About the only thing he didn't do well was pitch efficiently. He threw 19 pitches in the first inning and 24 pitches in the second inning before he got into any kind of rhythm, and he finished up with 107 pitches in 5 2/3 innings -- only four fewer pitches than Tim Wakefield threw in his complete-game win over this same Oakland team in April.
His strike percentage (62.6) wasn't particularly bad. He just still wasn't putting hitters away when he got them in pitchers' counts.
"I can't say I was trying to strike everybody out," he said. "There were just a couple of pitches that I threw during at-bats that were fouled off and not put into play."
The loss, of course, overshadowed everything else. DeMarlo Hale's decision to send Jason Bay home with no outs in the bottom of the eighth loomed large in the ninth. The inability of Jonathan Papelbon to keep runners off the bases caught up with him in a big way. Nick Green's decision to try to do too much with a critical ground ball opened the floodgates. By the time Manny Delcarmen and Takashi Saito surrendered the game's two decisive runs in the top of the 11th, a disastrous finish already was a foregone conclusion.
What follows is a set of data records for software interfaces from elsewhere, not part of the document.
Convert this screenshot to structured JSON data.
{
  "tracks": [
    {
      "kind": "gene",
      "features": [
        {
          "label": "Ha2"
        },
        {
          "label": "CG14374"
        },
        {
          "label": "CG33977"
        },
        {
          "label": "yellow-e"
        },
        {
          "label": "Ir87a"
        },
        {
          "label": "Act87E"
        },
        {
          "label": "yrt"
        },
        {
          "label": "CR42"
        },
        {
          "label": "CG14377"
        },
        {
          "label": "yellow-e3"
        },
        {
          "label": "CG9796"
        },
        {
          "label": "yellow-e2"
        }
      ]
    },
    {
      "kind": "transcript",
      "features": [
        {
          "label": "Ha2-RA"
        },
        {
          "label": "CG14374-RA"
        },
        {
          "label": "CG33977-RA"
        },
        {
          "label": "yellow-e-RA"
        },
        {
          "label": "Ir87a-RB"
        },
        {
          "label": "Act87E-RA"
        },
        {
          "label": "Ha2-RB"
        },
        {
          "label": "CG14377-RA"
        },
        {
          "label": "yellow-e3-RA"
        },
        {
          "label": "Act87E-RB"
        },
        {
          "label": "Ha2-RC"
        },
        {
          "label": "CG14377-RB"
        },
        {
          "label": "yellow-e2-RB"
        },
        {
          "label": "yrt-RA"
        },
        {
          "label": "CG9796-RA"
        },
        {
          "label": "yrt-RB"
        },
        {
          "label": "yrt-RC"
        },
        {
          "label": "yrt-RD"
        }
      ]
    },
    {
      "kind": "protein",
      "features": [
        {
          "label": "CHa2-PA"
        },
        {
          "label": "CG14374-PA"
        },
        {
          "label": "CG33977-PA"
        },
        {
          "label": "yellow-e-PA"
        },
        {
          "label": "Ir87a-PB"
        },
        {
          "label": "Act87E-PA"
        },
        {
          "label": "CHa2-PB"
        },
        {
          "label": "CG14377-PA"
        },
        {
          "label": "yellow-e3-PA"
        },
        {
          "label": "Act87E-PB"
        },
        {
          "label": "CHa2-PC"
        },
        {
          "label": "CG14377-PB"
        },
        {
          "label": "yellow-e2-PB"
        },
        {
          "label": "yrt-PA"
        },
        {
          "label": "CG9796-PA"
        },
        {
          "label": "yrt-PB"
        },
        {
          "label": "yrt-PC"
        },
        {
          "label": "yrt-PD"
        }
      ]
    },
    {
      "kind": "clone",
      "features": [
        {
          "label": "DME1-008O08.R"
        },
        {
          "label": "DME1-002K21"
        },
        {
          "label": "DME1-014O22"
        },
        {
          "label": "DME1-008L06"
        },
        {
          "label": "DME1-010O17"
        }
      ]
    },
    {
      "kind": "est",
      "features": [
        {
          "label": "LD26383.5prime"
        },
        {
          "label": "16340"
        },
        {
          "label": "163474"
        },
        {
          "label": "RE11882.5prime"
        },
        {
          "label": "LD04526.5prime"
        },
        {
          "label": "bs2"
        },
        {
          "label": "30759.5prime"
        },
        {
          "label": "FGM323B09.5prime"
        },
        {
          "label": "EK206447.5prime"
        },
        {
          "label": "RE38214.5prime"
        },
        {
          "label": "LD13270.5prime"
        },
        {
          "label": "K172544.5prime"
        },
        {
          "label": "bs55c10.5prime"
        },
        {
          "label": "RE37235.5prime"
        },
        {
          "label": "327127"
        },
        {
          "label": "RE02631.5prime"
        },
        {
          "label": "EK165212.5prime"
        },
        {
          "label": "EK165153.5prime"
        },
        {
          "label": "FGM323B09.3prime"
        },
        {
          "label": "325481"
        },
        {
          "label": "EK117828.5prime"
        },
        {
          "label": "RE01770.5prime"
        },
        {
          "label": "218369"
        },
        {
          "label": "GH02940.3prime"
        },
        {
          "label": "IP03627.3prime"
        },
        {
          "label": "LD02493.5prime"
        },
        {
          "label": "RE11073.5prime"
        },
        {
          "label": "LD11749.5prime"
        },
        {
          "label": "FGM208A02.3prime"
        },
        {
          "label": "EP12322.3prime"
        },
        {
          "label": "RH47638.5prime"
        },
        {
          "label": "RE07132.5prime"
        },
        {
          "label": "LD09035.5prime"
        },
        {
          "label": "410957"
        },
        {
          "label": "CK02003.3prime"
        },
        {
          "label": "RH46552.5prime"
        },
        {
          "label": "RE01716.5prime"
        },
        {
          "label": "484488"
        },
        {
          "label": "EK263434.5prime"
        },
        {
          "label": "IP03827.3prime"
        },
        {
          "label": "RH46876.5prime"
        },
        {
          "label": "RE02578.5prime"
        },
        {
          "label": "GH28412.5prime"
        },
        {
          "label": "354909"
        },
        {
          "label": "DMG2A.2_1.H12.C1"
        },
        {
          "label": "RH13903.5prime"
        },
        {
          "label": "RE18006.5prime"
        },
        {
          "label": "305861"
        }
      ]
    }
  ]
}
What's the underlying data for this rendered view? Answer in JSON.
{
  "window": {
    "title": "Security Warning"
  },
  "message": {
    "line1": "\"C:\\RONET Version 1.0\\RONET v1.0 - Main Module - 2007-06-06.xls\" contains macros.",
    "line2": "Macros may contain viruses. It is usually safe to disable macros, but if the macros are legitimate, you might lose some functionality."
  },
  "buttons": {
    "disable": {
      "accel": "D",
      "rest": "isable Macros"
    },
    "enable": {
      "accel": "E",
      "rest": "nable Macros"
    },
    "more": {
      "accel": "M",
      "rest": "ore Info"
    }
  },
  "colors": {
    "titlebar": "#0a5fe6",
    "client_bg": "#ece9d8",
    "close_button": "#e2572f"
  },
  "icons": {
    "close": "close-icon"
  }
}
But the way Buchholz pitched had to be considered a bright spot -- even if he didn't necessarily think so.
"If the team loses, nobody really cares about how the starting pitcher did," he said. "It's definitely hard to swallow. The team wants to win, and the guys go out there every night and give us a chance to win. Sometimes it doesn't happen the way you think it should or think it will. Those guys put the bat on the ball tonight and found some holes and did what they had to do."